An Alice Springs elderly care home has been sanctioned for posing an "immediate and serious danger" to residents but is still permitted to operate.
The Aged Care Quality and Safety Commission (ACQSC) sanctioned the operator of the Old Timers Aged Care Service in Alice Springs for failing to provide care in accordance with the Aged Care Quality Standards.
It follows a site examination performed by the commission at the plant located south of The Gap in the middle of last month.
The ACQSC stated in a statement that during the site inspection, the Commission found non-compliance with five of the 42 criteria of the Aged Care Quality Standards.
On July 30, Australian Regional and Remote Community Services Limited (ARRCS) received a penalty for noncompliance, which will expire in six months.
The commission said on myagedcare.gov.au's Notices of Non-compliance, Notices to Agree, and Sanctions in Old Timers that it recognised that there is an urgent and serious danger to the safety, health, or well-being of care receivers.
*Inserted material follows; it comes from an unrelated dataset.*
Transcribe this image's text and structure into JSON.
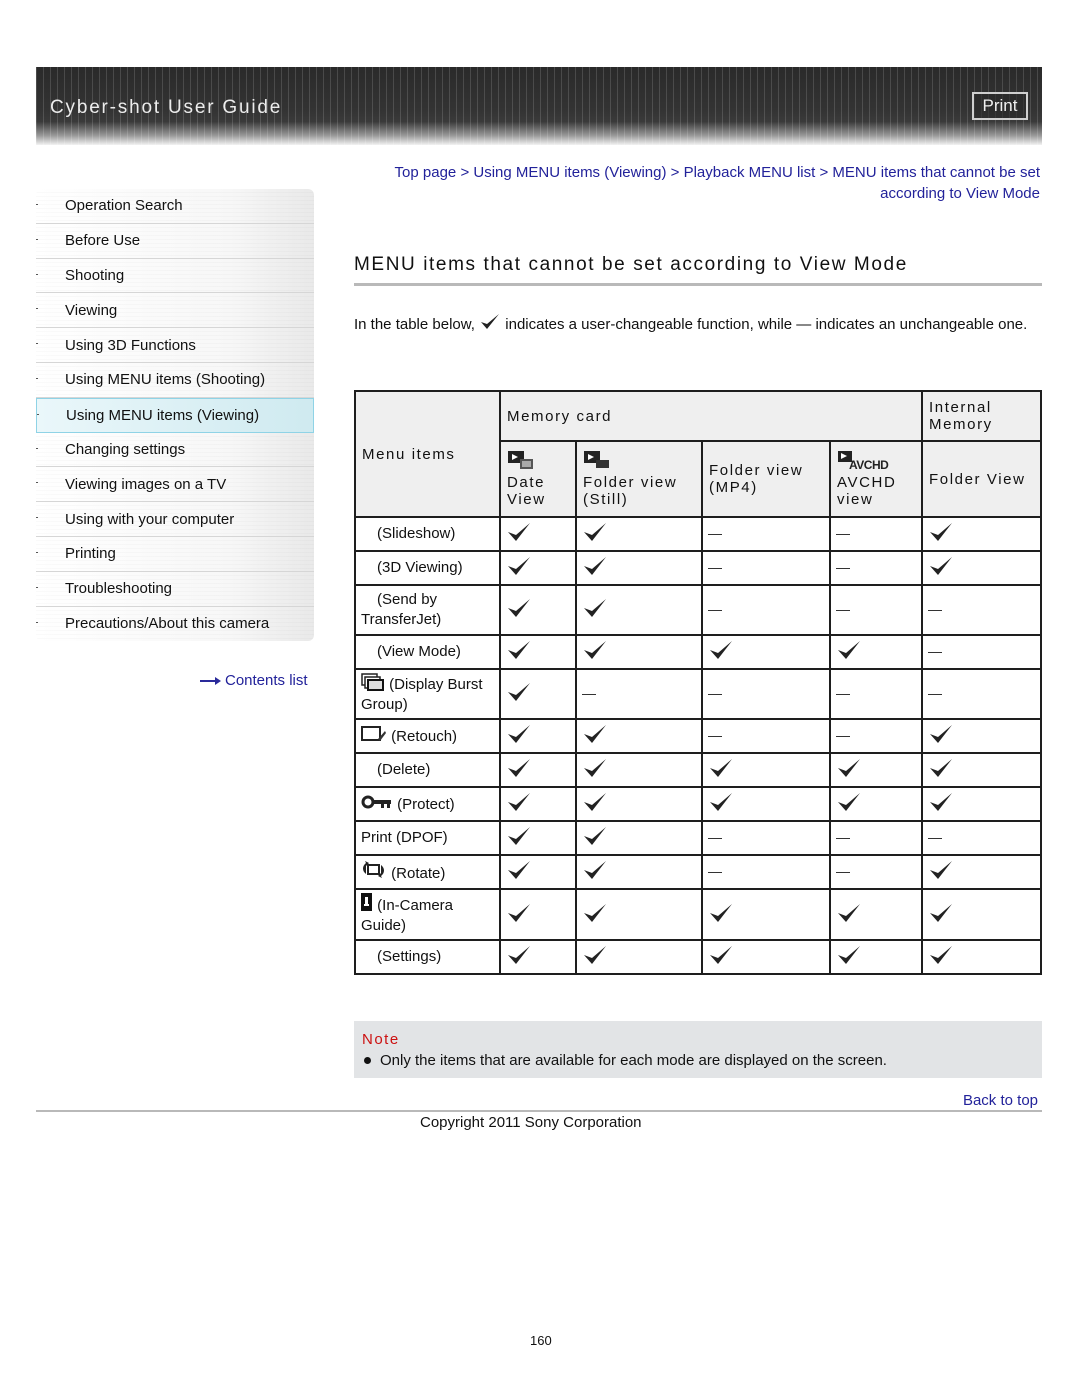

The noncompliance concerns include Standards 3 — Personal and clinical care, Standard 7 — Human resources, and Standard 8 — Organizational governance.
Commonwealth subsidies have ceased
As part of the punishment, Old Timers will be ineligible for Commonwealth funding for new care users for the next six months.
ARRCS spokesman stated that they will not accept new residents to Old Timers until the penalties are removed.
ARRCS was also subjected to a variety of requirements in addition to the penalty issued by the commission.
The commission said in a statement that including requirements to appoint an independent adviser to ensure the safety and well-being of Old Timers residents; provide training to its staff; and provide regular updates and reports to the commission on its progress in addressing and rectifying all areas where noncompliance was identified.
If a service is determined to be non-compliant and cannot show that it has made or is making progress toward implementing the necessary changes, the commission may take additional regulatory action, such as modifying the accreditation period or withdrawing authorized provider status.
ARRCS said that it moved quickly and aggressively to make the necessary changes to guarantee the excellent quality of aged care that they aspire to offer.
ARRCS added that they are collaborating openly and honestly with the ACQSC, and they have hired an onsite external adviser to guarantee that all remedial measures are completed.
ARRCS later stated that they deeply regret these results and apologize to Old Timers residents and their families, whose expectations they are committed not just to fulfill but to surpass.
They said that the changes included, but were not limited to, clinical and care practices, staff training, systems and procedures, and resident and family consultation.
'There is a lot of pressure on the hospital.'
The Council of the Ageing in the Northern Territory described the situation as regrettable.
Sue Shearer, chief executive said that this will place a lot of strain on the hospital because if they're on a level-four package, that's where they'll probably go.
She predicted that individuals seeking elderly care will have to wait much longer.
Ms. Shearer added that the federal government has issued a large number of packages. However, they haven’t seen it yet.
Robyn Lambley, the local Member for Araluen, announced the penalty on social media over the weekend after a letter addressed to locals and their families was sent to her office.
She described the news as "extremely worrisome," but she did not want to put more strain on ARRCS.
Ms. Lambley added that they need to see things turn around fast.
She said that she’d like to believe that we, as a community, can assist Old Timers in resolving their issues.